- Born: 1961 (age 64–65)
- Awards: Pulitzer Prize for Public Service (2008) Elijah Parish Lovejoy Award (2008)

= Anne Hull =

American journalist and writer (born 1961)

Anne Hull (born 1961) is an American journalist and author. She was a national reporter at The Washington Post for nearly two decades. In 2008, the Post was awarded the Pulitzer Prize for Public Service, citing the work of Hull, reporter Dana Priest and photographer Michel du Cille for "exposing mistreatment of wounded veterans at Walter Reed Hospital, evoking a national outcry and producing reforms by federal officials".

Hull is the author of "Through the Groves: a Memoir", described as a "coming of age and coming out memoir" about growing up in conservative rural central Florida where her father worked in the citrus groves.

She has written for The New Yorker, The New York Times, The Washington Post Magazine, and River Teeth.

==Career==
Hull started at the St. Petersburg Times (now Tampa Bay Times) in 1985. Her three-part series, "Metal to Bone," about a police unit assigned to a public housing project in Tampa, was awarded the American Society of Newspaper Editors Non-Deadline Writing Award in 1995. In 1999, Hull followed a group of women from central Mexico to work in a North Carolina crab processing facility. The series, "Una Vida Mejor," was a 2000 Pulitzer Prize finalist in national reporting and feature writing.

Hull joined The Washington Post in 2000 as an enterprise reporter on the national staff. She wrote about low-wage workers in fast food and chicken processing plants, rural voters, immigration in the American South, LGBT teenagers coming out in the Bible Belt and Newark, and soldiers returning from the war in Iraq.
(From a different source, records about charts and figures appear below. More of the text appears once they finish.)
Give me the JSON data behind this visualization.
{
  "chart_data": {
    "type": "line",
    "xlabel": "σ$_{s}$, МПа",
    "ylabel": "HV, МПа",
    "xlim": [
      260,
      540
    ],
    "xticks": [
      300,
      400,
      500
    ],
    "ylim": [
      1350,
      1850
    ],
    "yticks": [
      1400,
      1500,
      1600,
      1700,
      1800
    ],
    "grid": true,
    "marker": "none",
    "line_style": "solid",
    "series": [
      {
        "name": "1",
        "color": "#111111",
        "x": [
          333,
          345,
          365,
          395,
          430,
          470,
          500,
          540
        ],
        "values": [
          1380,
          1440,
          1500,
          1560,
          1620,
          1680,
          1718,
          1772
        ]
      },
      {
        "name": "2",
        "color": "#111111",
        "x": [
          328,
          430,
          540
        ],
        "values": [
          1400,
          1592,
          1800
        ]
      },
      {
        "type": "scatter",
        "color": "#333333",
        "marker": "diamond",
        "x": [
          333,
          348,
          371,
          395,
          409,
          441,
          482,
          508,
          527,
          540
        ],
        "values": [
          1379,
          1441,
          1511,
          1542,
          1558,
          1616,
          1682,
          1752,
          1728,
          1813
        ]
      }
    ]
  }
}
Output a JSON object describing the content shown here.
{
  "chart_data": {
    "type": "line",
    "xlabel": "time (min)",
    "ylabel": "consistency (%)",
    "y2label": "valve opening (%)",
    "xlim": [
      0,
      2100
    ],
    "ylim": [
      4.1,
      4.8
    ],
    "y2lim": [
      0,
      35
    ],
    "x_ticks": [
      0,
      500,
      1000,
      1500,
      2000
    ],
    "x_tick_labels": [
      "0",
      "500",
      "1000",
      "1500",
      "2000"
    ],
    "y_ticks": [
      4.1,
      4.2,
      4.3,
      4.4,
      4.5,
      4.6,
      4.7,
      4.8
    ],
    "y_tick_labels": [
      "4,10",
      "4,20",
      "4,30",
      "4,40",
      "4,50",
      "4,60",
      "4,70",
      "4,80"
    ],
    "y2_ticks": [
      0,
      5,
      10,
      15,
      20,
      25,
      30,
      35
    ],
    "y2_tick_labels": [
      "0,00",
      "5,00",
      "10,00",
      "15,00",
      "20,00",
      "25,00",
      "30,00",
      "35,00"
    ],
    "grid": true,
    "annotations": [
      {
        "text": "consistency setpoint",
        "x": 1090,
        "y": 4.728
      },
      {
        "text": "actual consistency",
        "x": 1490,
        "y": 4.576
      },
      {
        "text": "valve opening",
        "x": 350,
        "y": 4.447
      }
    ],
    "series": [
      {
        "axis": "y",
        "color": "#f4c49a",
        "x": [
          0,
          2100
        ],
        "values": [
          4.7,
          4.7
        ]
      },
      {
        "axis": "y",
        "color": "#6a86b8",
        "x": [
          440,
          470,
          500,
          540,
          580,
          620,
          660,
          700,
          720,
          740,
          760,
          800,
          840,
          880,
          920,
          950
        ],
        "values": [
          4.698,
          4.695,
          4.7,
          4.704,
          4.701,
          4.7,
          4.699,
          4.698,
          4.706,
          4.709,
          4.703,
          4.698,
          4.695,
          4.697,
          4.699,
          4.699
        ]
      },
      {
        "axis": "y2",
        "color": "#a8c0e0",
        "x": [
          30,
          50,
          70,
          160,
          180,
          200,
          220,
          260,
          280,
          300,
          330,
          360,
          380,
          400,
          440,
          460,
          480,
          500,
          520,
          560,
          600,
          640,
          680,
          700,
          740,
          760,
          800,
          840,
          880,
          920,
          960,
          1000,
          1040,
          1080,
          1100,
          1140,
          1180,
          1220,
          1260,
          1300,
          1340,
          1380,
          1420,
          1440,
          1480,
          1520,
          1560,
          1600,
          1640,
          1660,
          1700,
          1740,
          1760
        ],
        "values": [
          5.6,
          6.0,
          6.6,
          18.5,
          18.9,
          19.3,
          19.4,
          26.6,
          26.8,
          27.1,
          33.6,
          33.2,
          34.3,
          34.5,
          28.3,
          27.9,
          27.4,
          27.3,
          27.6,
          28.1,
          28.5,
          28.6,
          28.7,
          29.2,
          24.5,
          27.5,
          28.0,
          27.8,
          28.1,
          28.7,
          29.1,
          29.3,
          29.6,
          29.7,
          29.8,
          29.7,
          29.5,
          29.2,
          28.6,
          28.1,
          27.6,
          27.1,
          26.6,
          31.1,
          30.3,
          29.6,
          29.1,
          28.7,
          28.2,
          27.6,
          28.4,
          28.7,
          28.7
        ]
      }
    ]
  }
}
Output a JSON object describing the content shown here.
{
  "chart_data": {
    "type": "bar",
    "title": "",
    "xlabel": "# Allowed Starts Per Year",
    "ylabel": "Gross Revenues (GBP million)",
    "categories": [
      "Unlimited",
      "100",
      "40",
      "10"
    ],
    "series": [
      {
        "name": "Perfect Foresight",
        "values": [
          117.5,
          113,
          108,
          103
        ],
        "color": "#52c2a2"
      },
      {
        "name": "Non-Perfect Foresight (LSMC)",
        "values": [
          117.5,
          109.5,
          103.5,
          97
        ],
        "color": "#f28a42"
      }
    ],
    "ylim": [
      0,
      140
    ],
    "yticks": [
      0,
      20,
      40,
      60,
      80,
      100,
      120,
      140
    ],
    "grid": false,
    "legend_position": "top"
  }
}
She is the author of "Through the Groves: A Memoir", published by Macmillan / Holt in 2023.

==Walter Reed scandal==

In late 2007, Hull and fellow Post reporter Dana Priest and photographer Michel du Cille went behind the gates at Walter Reed Army Medical Center in Washington to investigate the living conditions of wounded soldiers from the wars in Iraq and Afghanistan. They found mold, rats and the neglect of outpatient soldiers who were stuck in bureaucratic limbo on the grounds of Walter Reed. The stories led to public anger, resulting in the resignation of Secretary of the Army, Francis J. Harvey. Congressional investigations were led by Representative Henry Waxman, who chaired the United States House Committee on Oversight and Government Reform in the House and by Senator Carl Levin on the Senate side, who chaired the United States Senate Committee on Armed Services. Republicans and Democrats jointly criticized the parties responsible for conditions.

This prompted President George W. Bush to appoint former Senate Majority Leader and 1996 presidential candidate Bob Dole and former United States Secretary of Health and Human Services Donna Shalala to oversee the process of healthcare for injured soldiers.

The Post was awarded the 2008 Pulitzer Prize for Public Service for uncovering the problems at Walter Reed.

==Awards==
In 2008, she received the Elijah Parish Lovejoy Award for Courage in Journalism for "her closely observed narratives of people living on the margins of society in America".

Hull is a recipient of the Robert F. Kennedy Journalism Award, the Investigative Reporters and Editors Medal, the Worth Bingham Prize for Investigative Journalism, and the ASNE Distinguished Writing Award. She has been a Pulitzer Prize finalist several times.

==Other==

Hull was a Nieman Fellow at Harvard (Class of '95). She has been a Holtzbrinck Fellow at the American Academy in Berlin (2010) and a visiting Ferris Professor of Journalism at Princeton University (2011). She served on the Board of Trustees of the Poynter Institute For Media Studies in St. Petersburg. She lives in Washington, D.C.